Além do benefício da tecnologia
limpa (clean technology) ou tecnologia verde (green technology),
com resultado de qualidade e processo rápido, a tecnologia
supercrítica permite a utilização de uma unidade industrial
multipropósito. Patrícia Leal explica que a unidade industrial
pode trabalhar com diversas matrizes vegetais produzindo
diferentes tipos de produtos, de acordo com a necessidade
ou com o princípio alvo de interesse. Levando em consideração
que algumas matérias-primas são sazonais, esta flexibilidade
da planta industrial reforça a viabilidade econômica do
investimento. Esta questão foi seu objeto da tese de doutorado,
defendida em fevereiro de 2008 e intitulada “Estudo Comparativo
entre os custos de manufatura e as propriedades funcionais
de óleos voláteis obtidos por extração supercrítica e destilação
por arraste a vapor”.
“O investimento para implantação
da unidade industrial supercrítica é mais elevado em relação
a outros processos de extração convencionais, no entanto
o estudo de estimativa de custo de manufatura realizado
com diversas matérias-primas demonstrou que o impacto do
custo da matéria-prima é predominante em relação ao custo
do investimento inicial e, portanto, ao comparar o custo
de manufatura entre diferentes processos de extração, a
tecnologia supercrítica é competitiva a longo prazo”, avalia
Patrícia. No exterior existem várias empresas que operam
com tecnologia supercrítica conforme citadas em sua tese
de doutorado. “Vários ingredientes utilizados pela nossa
indústria nacional provêm da importação de produtos obtidos
por tecnologia supercrítica, sem que a maioria tenha esta
informação, como é o caso do extrato de lúpulo utilizado
nas cervejarias nacionais” afirma Patrícia.
Outro fator destacado é
em relação ao solvente. O mundo se prepara para a Conferência
das Nações Unidas sobre Mudanças Climáticas (COP-15), marcada
para dezembro, em Copenhague (Dinamarca), na qual se pretende
definir índices de redução de emissão de gases responsáveis
pelo agravamento do processo de efeito estufa. Enquanto
não há essa definição, uma alternativa para amenizar o problema
é o sequestro de carbono. A tecnologia supercrítica empregada
no extrato de compostos ativos do ginseng brasileiro e outros
quatro pedidos de patente do mesmo grupo de pesquisa utilizam,
justamente, o dióxido de carbono. “É um dos gases responsáveis
pelo efeito estufa”, reforça a professora Maria Angela,
acrescentando que a empresa que implantar esse processo
de extração poderá se beneficiar do sistema de créditos
de carbono.
Planta nativa brasileira,
o ginseng é cultivado no país.
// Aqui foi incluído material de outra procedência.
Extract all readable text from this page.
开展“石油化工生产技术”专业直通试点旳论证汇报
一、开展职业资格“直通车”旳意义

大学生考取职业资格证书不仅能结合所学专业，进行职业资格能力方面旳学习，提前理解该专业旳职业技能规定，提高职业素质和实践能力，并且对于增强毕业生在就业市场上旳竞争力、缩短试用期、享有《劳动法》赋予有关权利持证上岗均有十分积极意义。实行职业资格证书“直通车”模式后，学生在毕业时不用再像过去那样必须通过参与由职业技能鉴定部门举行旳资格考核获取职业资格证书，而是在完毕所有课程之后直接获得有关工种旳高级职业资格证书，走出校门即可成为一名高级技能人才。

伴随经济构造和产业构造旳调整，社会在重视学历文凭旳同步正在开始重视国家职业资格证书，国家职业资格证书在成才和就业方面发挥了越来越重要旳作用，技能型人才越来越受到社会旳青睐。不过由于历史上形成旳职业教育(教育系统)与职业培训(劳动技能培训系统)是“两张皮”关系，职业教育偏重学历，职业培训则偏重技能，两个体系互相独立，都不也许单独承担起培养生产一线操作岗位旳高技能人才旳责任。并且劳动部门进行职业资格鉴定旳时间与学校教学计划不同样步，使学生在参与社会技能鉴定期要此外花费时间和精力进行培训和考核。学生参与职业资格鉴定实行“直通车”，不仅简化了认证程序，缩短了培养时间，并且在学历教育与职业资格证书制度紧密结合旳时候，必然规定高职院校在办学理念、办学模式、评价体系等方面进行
De acordo com dados publicados
pela revista Globo Rural (março de 2009), 30 toneladas da
planta são enviadas por mês ao Japão. O questionamento que
a professora Maria Angela faz é em relação à exportação
da matéria-prima bruta, sem valor agregado. “Produzindo
extratos de qualidade, o produto pode alcançar grande competitividade”,
defende. O grupo de pesquisa atua na área de engenharia
de processos e, segundo ressalta Patrícia, o grande desafio
é o de obter um produto diferenciado, com melhores qualidades
sensoriais, isentos de solvente e com características mais
próximas da característica in natura. “Os grandes desafios
normalmente surgem com um problema ou uma necessidade detectada
no mercado”, aponta Patrícia. O composto do ginseng brasileiro,
rico em beta-ecdisterona, é de interesse da indústria que
trabalha com processamento de produtos naturais e que abastece
indústrias farmacêuticas e de cosméticos. Maria Angela e
Patrícia ressaltam que as raízes utilizadas na pesquisa
foram adquiridas da Fazenda Experimental do CPQBA/Unicamp.